FIG. 3 is a diagram showing a reflection relationship of an ultrasonic wave by a triangular mirror 14;

FIG. 4 is a front view of the flaw detector 10 and a driving device 18 that grips the flaw detector.

FIG. 5 is a diagram showing an example in which a weld 3 is inspected by the flaw detection method of the present invention.

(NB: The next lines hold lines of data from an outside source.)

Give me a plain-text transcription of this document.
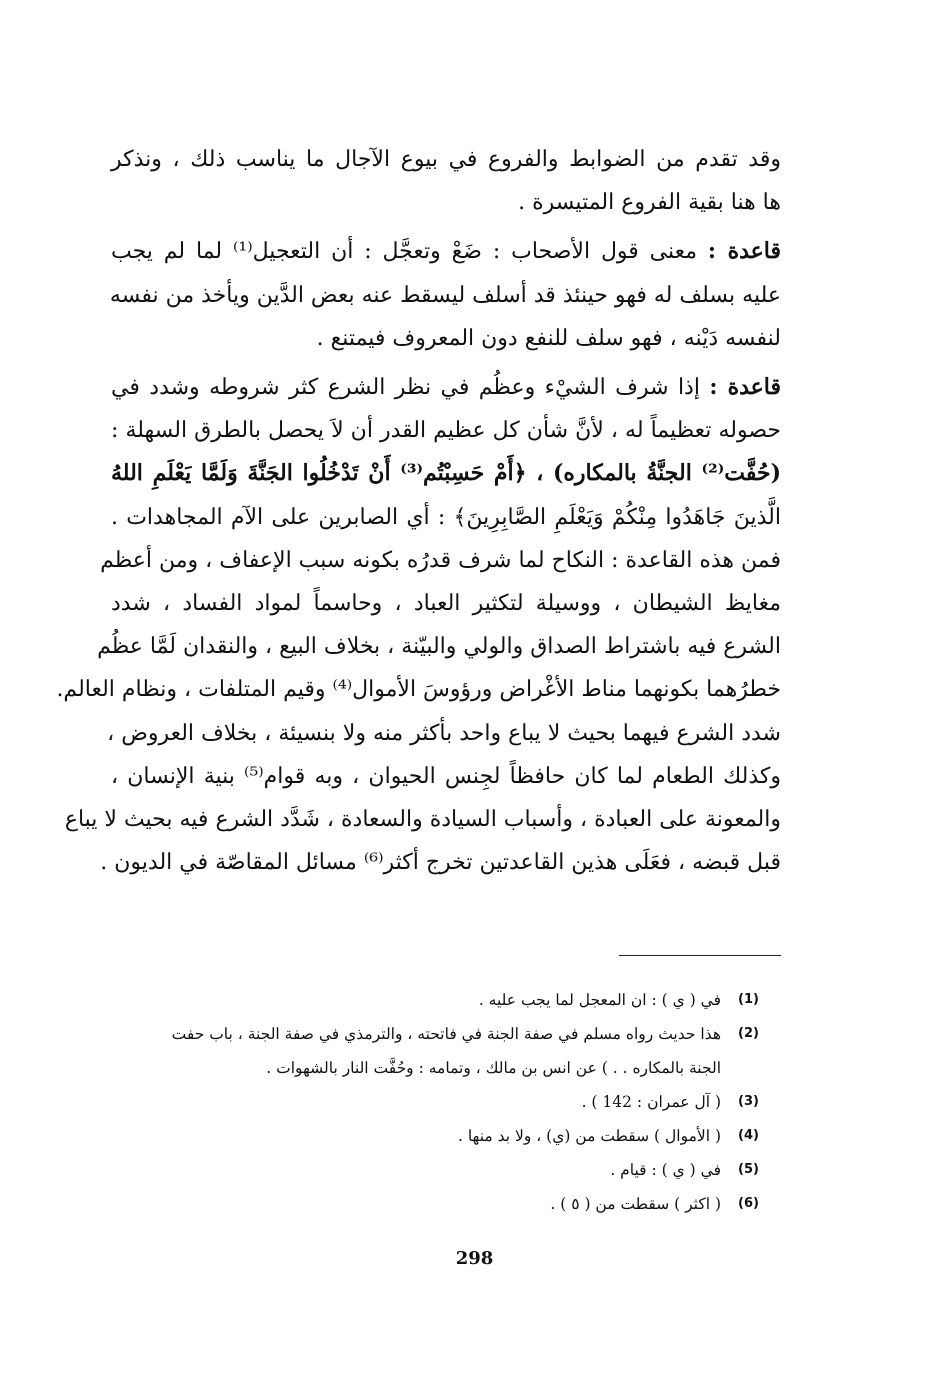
وقد تقدم من الضوابط والفروع في بيوع الآجال ما يناسب ذلك ، ونذكر
ها هنا بقية الفروع المتيسرة .
قاعدة : معنى قول الأصحاب : ضَعْ وتعجَّل : أن التعجيل⁽¹⁾ لما لم يجب
عليه بسلف له فهو حينئذ قد أسلف ليسقط عنه بعض الدَّين ويأخذ من نفسه
لنفسه دَيْنه ، فهو سلف للنفع دون المعروف فيمتنع .
قاعدة : إذا شرف الشيْء وعظُم في نظر الشرع كثر شروطه وشدد في
حصوله تعظيماً له ، لأنَّ شأن كل عظيم القدر أن لاَ يحصل بالطرق السهلة :
(حُفَّت⁽²⁾ الجنَّةُ بالمكاره) ، ﴿أَمْ حَسِبْتُم⁽³⁾ أَنْ تَدْخُلُوا الجَنَّةَ وَلَمَّا يَعْلَمِ اللهُ
الَّذينَ جَاهَدُوا مِنْكُمْ وَيَعْلَمِ الصَّابِرِينَ﴾ : أي الصابرين على الآم المجاهدات .
فمن هذه القاعدة : النكاح لما شرف قدرُه بكونه سبب الإعفاف ، ومن أعظم
مغايظ الشيطان ، ووسيلة لتكثير العباد ، وحاسماً لمواد الفساد ، شدد
الشرع فيه باشتراط الصداق والولي والبيّنة ، بخلاف البيع ، والنقدان لَمَّا عظُم
خطرُهما بكونهما مناط الأغْراض ورؤوسَ الأموال⁽⁴⁾ وقيم المتلفات ، ونظام العالم.
شدد الشرع فيهما بحيث لا يباع واحد بأكثر منه ولا بنسيئة ، بخلاف العروض ،
وكذلك الطعام لما كان حافظاً لجِنس الحيوان ، وبه قوام⁽⁵⁾ بنية الإنسان ،
والمعونة على العبادة ، وأسباب السيادة والسعادة ، شَدَّد الشرع فيه بحيث لا يباع
قبل قبضه ، فعَلَى هذين القاعدتين تخرج أكثر⁽⁶⁾ مسائل المقاصّة في الديون .
(1)
في ( ي ) : ان المعجل لما يجب عليه .
(2)
هذا حديث رواه مسلم في صفة الجنة في فاتحته ، والترمذي في صفة الجنة ، باب حفت
الجنة بالمكاره . . ) عن انس بن مالك ، وتمامه : وحُفَّت النار بالشهوات .
(3)
( آل عمران : 142 ) .
(4)
( الأموال ) سقطت من (ي) ، ولا بد منها .
(5)
في ( ي ) : قيام .
(6)
( اكثر ) سقطت من ( ٥ ) .
298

FIG. 6 is a view for explaining the principle of inspection of a weld using ultrasonic waves.

[Explanation of symbols]

 DESCRIPTION OF SYMBOLS 1 Ultrasonic probe 2 Pipe 2a Thin-walled pipe 3 Welded part 5 Gap 6 Adhesive part 10 Flaw detector 11 Ultrasonic probe 11a Transmitting and receiving surface 12 Ultrasonic probe 12a Transmitting and receiving surface 13 Support body 14 Triangular mirror 15 Mounting body 16 Support unit 17 Mounting unit 18 Drive unit 19 Holding unit 20 Reciprocating drive unit 21 Rotation drive unit 22 Water a Ultrasonic wave b Reflected wave c Transmitted wave

 ────────────────────────────────────────────────── ─── Continuation of the front page (72) Inventor Motonori Yasunaga 4-10-13 Ibori, Kokurakita-ku, Kitakyushu-shi, Fukuoka F-term (reference) 2N047 AB01 AB07 BA01 BA03 BB02 BC07 EA04 EA09 GA06 GB26

Claims (6)

[Claims] 1. A method for ultrasonically flaw detecting a welded portion 3 of a thin pipe 2a by detecting both a reflected wave and a transmitted wave of an ultrasonic wave applied to the welded portion 3 to judge the quality of the welded portion 3. A method for detecting flaws in a thin-walled pipe weld. 2. An incident angle (α) of an ultrasonic wave to the thin pipe 2a.
The method for detecting flaws in a thin-walled pipe weld according to claim 1, wherein the angle is in the range of 24 to 26 degrees. 3. The method of detecting flaws in a thin-walled pipe weld according to claim 1, wherein the ultrasonic waves are switched and irradiated from both sides of the welded part. 4. An apparatus for ultrasonically flaw-detecting a welded portion 3 of a thin pipe 2a, comprising: a support 13;
a and 12a are opposed to each other and a pair of ultrasonic probes 11 and 12 supported by the support 13 and an ultrasonic wave supported by the support 13 and transmitted from one ultrasonic probe 11 And a triangular mirror (14) for reflecting the incident light into the welded portion (3) of the thin pipe (2a) and reflecting the transmitted wave from the welded portion (3) to the other ultrasonic probe (12). Flaw detector for pipe welds. 5. An apparatus for detecting flaws in a welded portion 3 of a thin-walled pipe 2a by ultrasonic waves, wherein the ultrasonic probes 11 and 12 are used as focusing probes and reflected by a triangular mirror 14 to reflect the welded portion 3 of the thin-walled pipe 2a. The flaw detector for a thin-walled pipe welded part according to claim 4, wherein the ultrasonic beam incident on the thin-walled pipe is focused at the welded part 3 to detect a reflected wave or a transmitted wave at a high S / N ratio. 6. The flaw detector for a thin-walled pipe weld according to claim 4, further comprising a mounting body 15 for mounting the support 13 to the thin-walled pipe 2a.